Обдумывая слова Эстер, Энн-Олимпия медленно отложила вазу в сторону.

— Да! С радостью! Но только подготовительную работу. Это вам оказана честь, и я не могу…

— Тем не менее, нам обеим будет удобнее, если ты перейдешь в основную мастерскую. Я понимаю, что ты здесь уже привыкла, но мне бы очень хотелось, чтобы ты встала за верстак Джосса. Он все еще пустует.

— И вы пойдете на это ради меня? — Энн-Олимпия недоверчиво покачала головой.

— Это лишь малая толика того, что я бы могла для тебя сделать. Так ты согласна?
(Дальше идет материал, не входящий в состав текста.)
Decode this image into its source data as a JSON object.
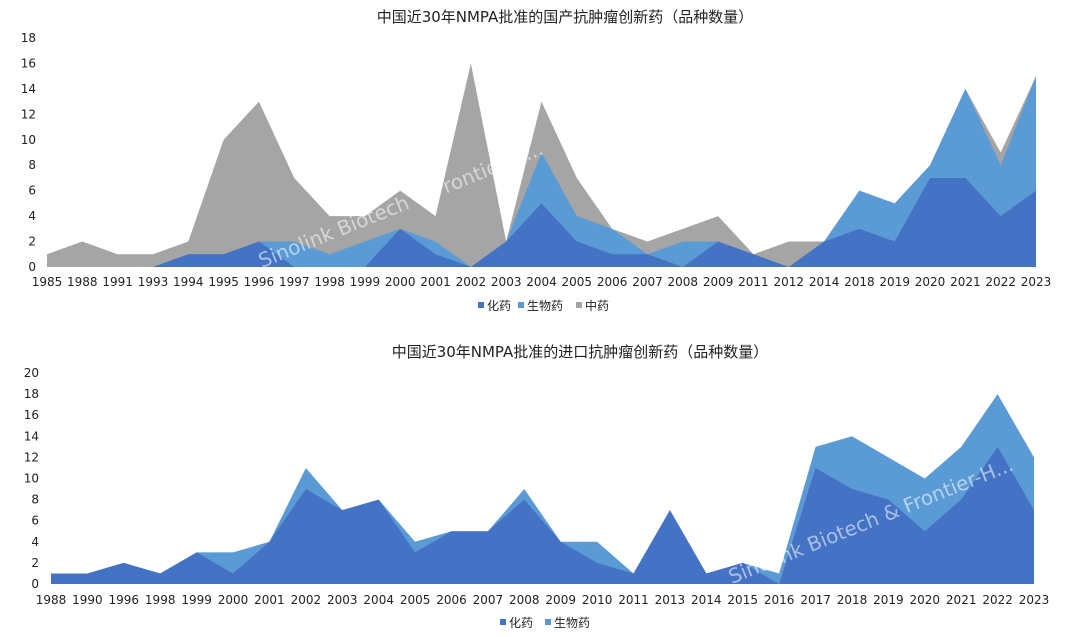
{
  "chart_data": [
    {
      "type": "area",
      "title": "中国近30年NMPA批准的国产抗肿瘤创新药（品种数量）",
      "categories": [
        "1985",
        "1988",
        "1991",
        "1993",
        "1994",
        "1995",
        "1996",
        "1997",
        "1998",
        "1999",
        "2000",
        "2001",
        "2002",
        "2003",
        "2004",
        "2005",
        "2006",
        "2007",
        "2008",
        "2009",
        "2011",
        "2012",
        "2014",
        "2018",
        "2019",
        "2020",
        "2021",
        "2022",
        "2023"
      ],
      "ylim": [
        0,
        18
      ],
      "yticks": [
        "0",
        "2",
        "4",
        "6",
        "8",
        "10",
        "12",
        "14",
        "16",
        "18"
      ],
      "series": [
        {
          "name": "化药",
          "color": "#4472C4",
          "values": [
            0,
            0,
            0,
            0,
            1,
            1,
            2,
            0,
            0,
            0,
            3,
            1,
            0,
            2,
            5,
            2,
            1,
            1,
            0,
            2,
            1,
            0,
            2,
            3,
            2,
            7,
            7,
            4,
            6
          ]
        },
        {
          "name": "生物药",
          "color": "#5B9BD5",
          "values": [
            0,
            0,
            0,
            0,
            0,
            0,
            0,
            2,
            1,
            2,
            0,
            1,
            0,
            0,
            4,
            2,
            2,
            0,
            2,
            0,
            0,
            0,
            0,
            3,
            3,
            1,
            7,
            4,
            9
          ]
        },
        {
          "name": "中药",
          "color": "#A5A5A5",
          "values": [
            1,
            2,
            1,
            1,
            1,
            9,
            11,
            5,
            3,
            2,
            3,
            2,
            16,
            0,
            4,
            3,
            0,
            1,
            1,
            2,
            0,
            2,
            0,
            0,
            0,
            0,
            0,
            1,
            0
          ]
        }
      ],
      "legend": "bottom-center",
      "watermark": "Sinolink Biotech & Frontier-H..."
    },
    {
      "type": "area",
      "title": "中国近30年NMPA批准的进口抗肿瘤创新药（品种数量）",
      "categories": [
        "1988",
        "1990",
        "1996",
        "1998",
        "1999",
        "2000",
        "2001",
        "2002",
        "2003",
        "2004",
        "2005",
        "2006",
        "2007",
        "2008",
        "2009",
        "2010",
        "2011",
        "2013",
        "2014",
        "2015",
        "2016",
        "2017",
        "2018",
        "2019",
        "2020",
        "2021",
        "2022",
        "2023"
      ],
      "ylim": [
        0,
        20
      ],
      "yticks": [
        "0",
        "2",
        "4",
        "6",
        "8",
        "10",
        "12",
        "14",
        "16",
        "18",
        "20"
      ],
      "series": [
        {
          "name": "化药",
          "color": "#4472C4",
          "values": [
            1,
            1,
            2,
            1,
            3,
            1,
            4,
            9,
            7,
            8,
            3,
            5,
            5,
            8,
            4,
            2,
            1,
            7,
            1,
            2,
            0,
            11,
            9,
            8,
            5,
            8,
            13,
            7
          ]
        },
        {
          "name": "生物药",
          "color": "#5B9BD5",
          "values": [
            0,
            0,
            0,
            0,
            0,
            2,
            0,
            2,
            0,
            0,
            1,
            0,
            0,
            1,
            0,
            2,
            0,
            0,
            0,
            0,
            1,
            2,
            5,
            4,
            5,
            5,
            5,
            5
          ]
        }
      ],
      "legend": "bottom-center",
      "watermark": "Sinolink Biotech & Frontier-H..."
    }
  ]
}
— Конечно, конечно согласна, — сказала Энн-Олимпия, и когда Эстер уже собиралась уходить, добавила — Я хочу, чтобы вы хорошо меня узнали, так, как я себя узнала только теперь.

Эстер остановилась в дверях и, оглянувшись, пристально посмотрела на невестку. В ее словах был какой-то намек. Уж не хочет ли она сказать, что они с Питером не прочь поработать рядом?

— Надеюсь, так и будет. Мы с тобой во многом похожи друг на друга.

Как и предполагала Эстер, Питер уже не тяготился присутствием Энн-Олимпии, скорее наоборот, он был счастлив, что она рядом. Хотя она по-прежнему принадлежала другому и всегда будет принадлежать, Питер радовался, что может беспрепятственно видеть ее, слышать ее голос, а порой и работать вместе с нею. Когда она была рядом, он забывал о том, что вечером нужно идти домой, в эту скорбную обитель слез, печали и горя. Энн-Олимпия стала чаще улыбаться, у нее словно камень с души свалился. Что касается Джонатана, то он преспокойно продолжал вести жизнь, полную удовольствий и развлечений.

По предварительному эскизу Эстер Питер выточил из дерева модель будущего жезла, чтобы выверить правильность разметки, составить общее представление о целостности формы и содержании всего замысла. Были сделаны кое-какие поправки и затем точные размеры перенесены на заготовку, кусок листового серебра. Питер просто нанес на заготовку тонкий слой воска и приложил деревянный макет. Опиливанием занялась Энн-Олимпия. Неровные и шероховатые края она подточила напильником и отожгла на кузнечном горне. Остыв, серебро стало податливым, и Энн-Олимпия свернула лист в полую трубку. Она правила листовой металл до тех пор, пока края с большой точностью и плотностью не состыковались друг с другом, оставив лишь незначительный зазор для припоя. Оставалось только спаять обе части, и работа Энн-Олимпии на этом заканчивалась.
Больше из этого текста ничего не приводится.